More than anything, Oliver wanted to kiss Felipe or squeeze his hand before they parted for luck or fear, but they couldn’t chance it. They would both just have to be careful and hope for the best.

“You too.” As Oliver climbed out of the steamer, he turned to Mr. Allen and said as cheerfully as he could muster, “Keep an eye on him for me.”

The innkeeper nodded with a laugh as Oliver shut the door. Watching the steamer pull away from the curb and disappear around the bend toward the mill, Oliver let the tether run between his fingers until it thinned like wool drawn on a spindle. He didn’t like the idea of Felipe being so far from him, and he hoped he could trust the innkeeper to keep Felipe away from the Dysterwood should he notice him straying. If he felt anything odd on Felipe’s side of the tether, there was nothing on earth that could stop Oliver from running to him. At Gwen’s elbow poking into his side, Oliver jolted to attention.

“Is this it?” she asked, hooking her thumb toward the blue house.

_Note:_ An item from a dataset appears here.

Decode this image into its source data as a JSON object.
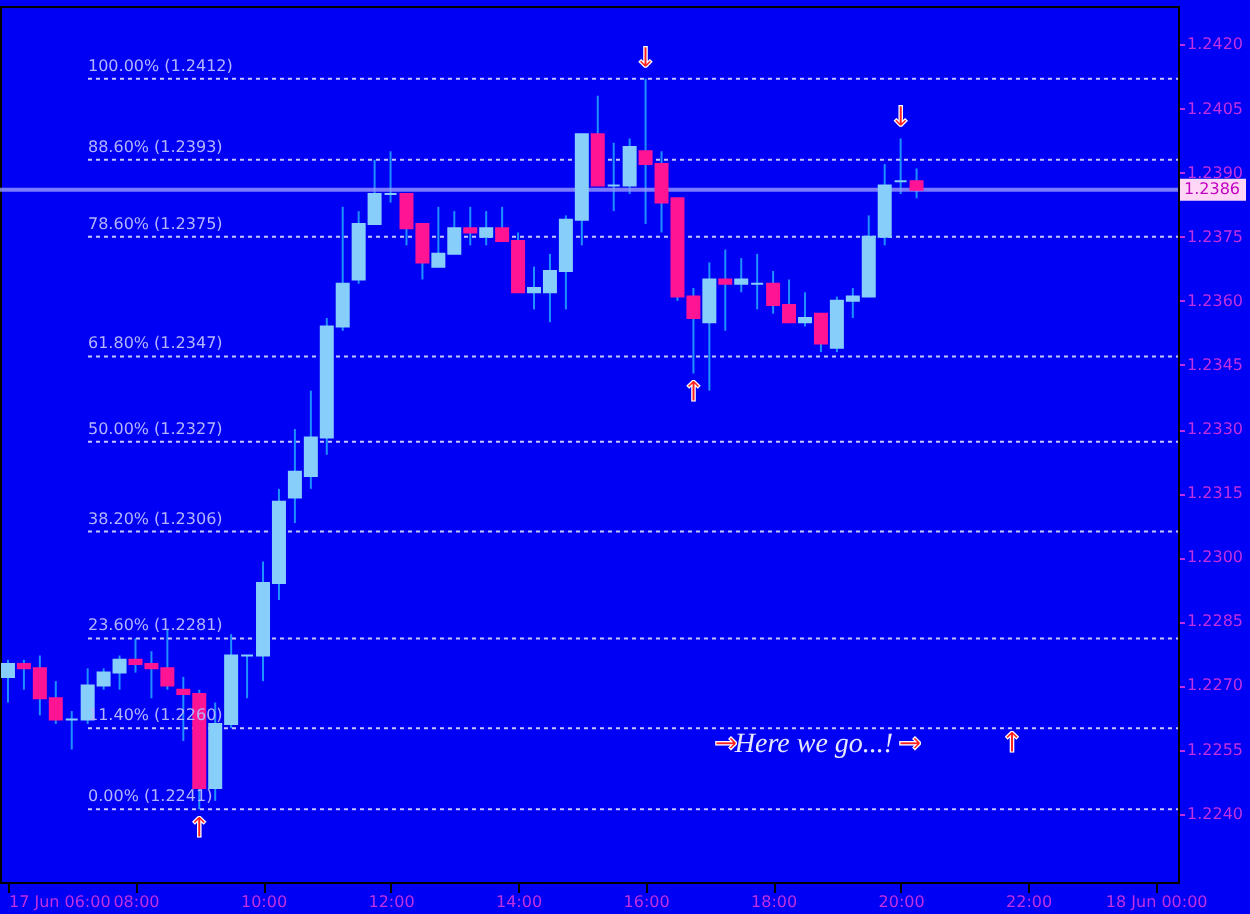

In Manhattan, Oliver was accustomed to physicians having an office of some sort or working out of a hospital. The country doctor who only made house calls was not something one often encountered in the city, and it was hard to imagine the house that seemed to be putting on dilapidated airs was where this man did business. In its heyday, the house had probably been quite affluent with its gingerbread flourishes under the porch roof and its stained glass transom over the front door, but after years of decay, the whitewash had worn away to reveal the pockmarked wood beneath it. From the far end of the porch, a fat, orange tabby watched Oliver and Gwen suspiciously as theyclimbed the steps. Unlike at the society where Gwen wore her most colorful dresses, she had taken to wearing her subdued, more formal church gowns for the investigation. Oliver understood why, but he didn’t like it all the same. Locking eyes with him, Gwen drew herself up and straightened before ringing the bell.

When no one answered, Oliver knocked the way Felipe had taught him to do on investigations. “The doctor might be out already.”

Before Gwen could reply, the door opened and a middle aged woman with grey hair pulled back in a severe bun and a plain black frock peered out. Her blue eyes went wide as she looked between them with something between fear and curiosity. “May I help you?”